Ten people died and thousands fell ill after the waste was shipped there and left around the city in August.
A team of six lawyers from the London-based law firm Leigh Day & Co will travel to Ivory Coast, for the second time, on Monday.
Mr Day said he believed 4-5,000 victims in Abidjan would be able to join the claim, provided that they could meet the criteria set out by the judge.
He gave credit to Trafigura for their assistance.
"They have entered into this process in a co-operative spirit which I hope will ensure that the case is brought to a speedy conclusion," he said.
The British lawyers will spend two weeks in the African country, meeting victims at each of the sites where waste was found. With the help of experts they will assess whether people are suffering from long-term damage, said Mr Day.
Most suffered a "grim" few weeks of diarrhoea, vomiting and bloating, he said. Tens of thousands were treated in hospital for nausea, breathing problems and nosebleeds, and many animals in the area died.
"The question is, are there any long term implications?" he told the BBC News website.

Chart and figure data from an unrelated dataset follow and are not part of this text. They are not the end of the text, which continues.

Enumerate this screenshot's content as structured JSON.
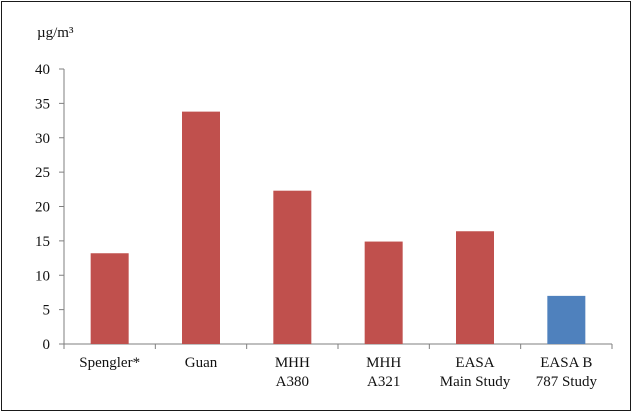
{
  "chart_data": {
    "type": "bar",
    "unit_label": "µg/m³",
    "categories": [
      [
        "Spengler*"
      ],
      [
        "Guan"
      ],
      [
        "MHH",
        "A380"
      ],
      [
        "MHH",
        "A321"
      ],
      [
        "EASA",
        "Main Study"
      ],
      [
        "EASA B",
        "787 Study"
      ]
    ],
    "values": [
      13.2,
      33.8,
      22.3,
      14.9,
      16.4,
      7.0
    ],
    "bar_colors": [
      "#c0504d",
      "#c0504d",
      "#c0504d",
      "#c0504d",
      "#c0504d",
      "#4f81bd"
    ],
    "ylim": [
      0,
      40
    ],
    "yticks": [
      0,
      5,
      10,
      15,
      20,
      25,
      30,
      35,
      40
    ],
    "grid": false,
    "legend": "none",
    "title": "",
    "xlabel": "",
    "ylabel": ""
  }
}
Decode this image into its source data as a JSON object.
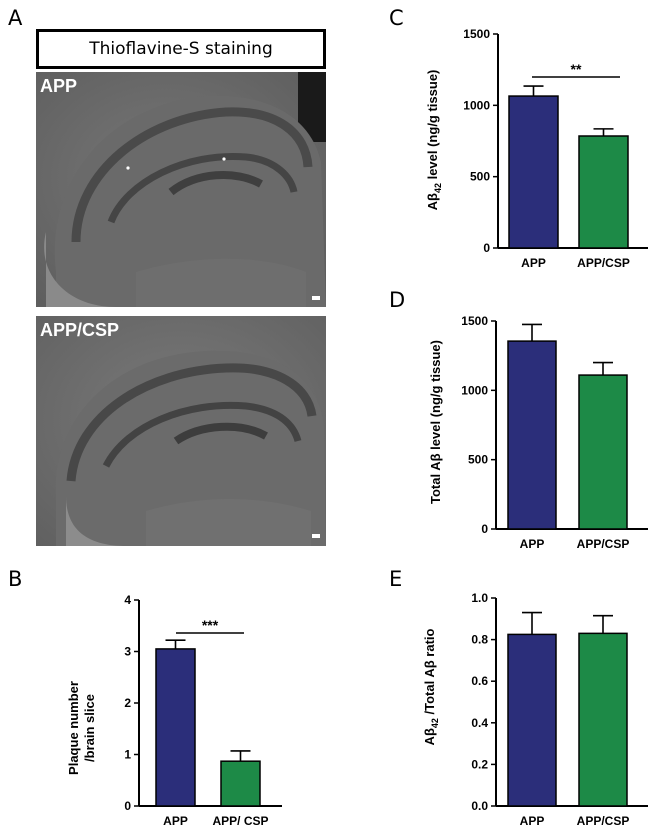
{
  "panel_letters": {
    "a": "A",
    "b": "B",
    "c": "C",
    "d": "D",
    "e": "E"
  },
  "banner": "Thioflavine-S staining",
  "micrographs": [
    {
      "label": "APP"
    },
    {
      "label": "APP/CSP"
    }
  ],
  "colors": {
    "app": "#2b2e7a",
    "app_csp": "#1d8a47"
  },
  "chart_data": [
    {
      "panel": "B",
      "type": "bar",
      "categories": [
        "APP",
        "APP/ CSP"
      ],
      "values": [
        3.05,
        0.87
      ],
      "errors": [
        0.17,
        0.2
      ],
      "ylim": [
        0,
        4
      ],
      "yticks": [
        "0",
        "1",
        "2",
        "3",
        "4"
      ],
      "ylabel_lines": [
        "Plaque number",
        "/brain slice"
      ],
      "significance": "***"
    },
    {
      "panel": "C",
      "type": "bar",
      "categories": [
        "APP",
        "APP/CSP"
      ],
      "values": [
        1065,
        785
      ],
      "errors": [
        70,
        50
      ],
      "ylim": [
        0,
        1500
      ],
      "yticks": [
        "0",
        "500",
        "1000",
        "1500"
      ],
      "ylabel": {
        "main": "Aβ",
        "sub": "42",
        "rest": " level (ng/g tissue)"
      },
      "significance": "**"
    },
    {
      "panel": "D",
      "type": "bar",
      "categories": [
        "APP",
        "APP/CSP"
      ],
      "values": [
        1355,
        1110
      ],
      "errors": [
        120,
        90
      ],
      "ylim": [
        0,
        1500
      ],
      "yticks": [
        "0",
        "500",
        "1000",
        "1500"
      ],
      "ylabel": "Total Aβ level (ng/g tissue)",
      "significance": ""
    },
    {
      "panel": "E",
      "type": "bar",
      "categories": [
        "APP",
        "APP/CSP"
      ],
      "values": [
        0.825,
        0.83
      ],
      "errors": [
        0.105,
        0.085
      ],
      "ylim": [
        0,
        1.0
      ],
      "yticks": [
        "0.0",
        "0.2",
        "0.4",
        "0.6",
        "0.8",
        "1.0"
      ],
      "ylabel": {
        "main": "Aβ",
        "sub": "42",
        "rest": " /Total Aβ ratio"
      },
      "significance": ""
    }
  ]
}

He added that they "looked forward" to fighting the libel case brought against them by Trafigura.
Trafigura's director of operations Graham Sharp, said in a statement:
"We were proactive in proposing and agreeing the terms of today's Court Order as we see this as the most expeditious method of dealing with these claims, although we continue to maintain that they are without foundation.
"Trafigura did not 'dump' any waste product in Abidjan where the Company has traded for 10 years and has employees, facilities and long term investments.
"The 'slops' from the Probo Koala's waste tanks were offloaded into road tankers operated by an accredited local contractor under the normal supervision of port, customs and environmental authorities."
The company has said the 480 tonnes of non-toxic "chemical slops" from its gasoline tanker contained spent caustic soda, gasoline residues and water.
The gasoline residues contained high levels of mercaptan - a smelly non-toxic chemical added to natural gas to make it easier to detect leaks, said the firm.
Mr Sharp said they wanted to work with the Ivorian authorities to find out what happened to the waste, which Trafigura said was given over to an accredited company in the city's main port.
He said it was not known whether the waste had been dealt with properly.
When asked if it was possible the waste had later caused ill health among the city's inhabitants he said: "We cannot know ourselves, so in that case it must be possible."
The Ivorian government's slow reaction to the crisis so enraged Ivorians that the cabinet was forced to resign and the government reshuffled.
Local senior officials have also been accused of negligence and corruption.
Trafigura has been ordered to file its defence by 29 June and the case should go to trial early next year.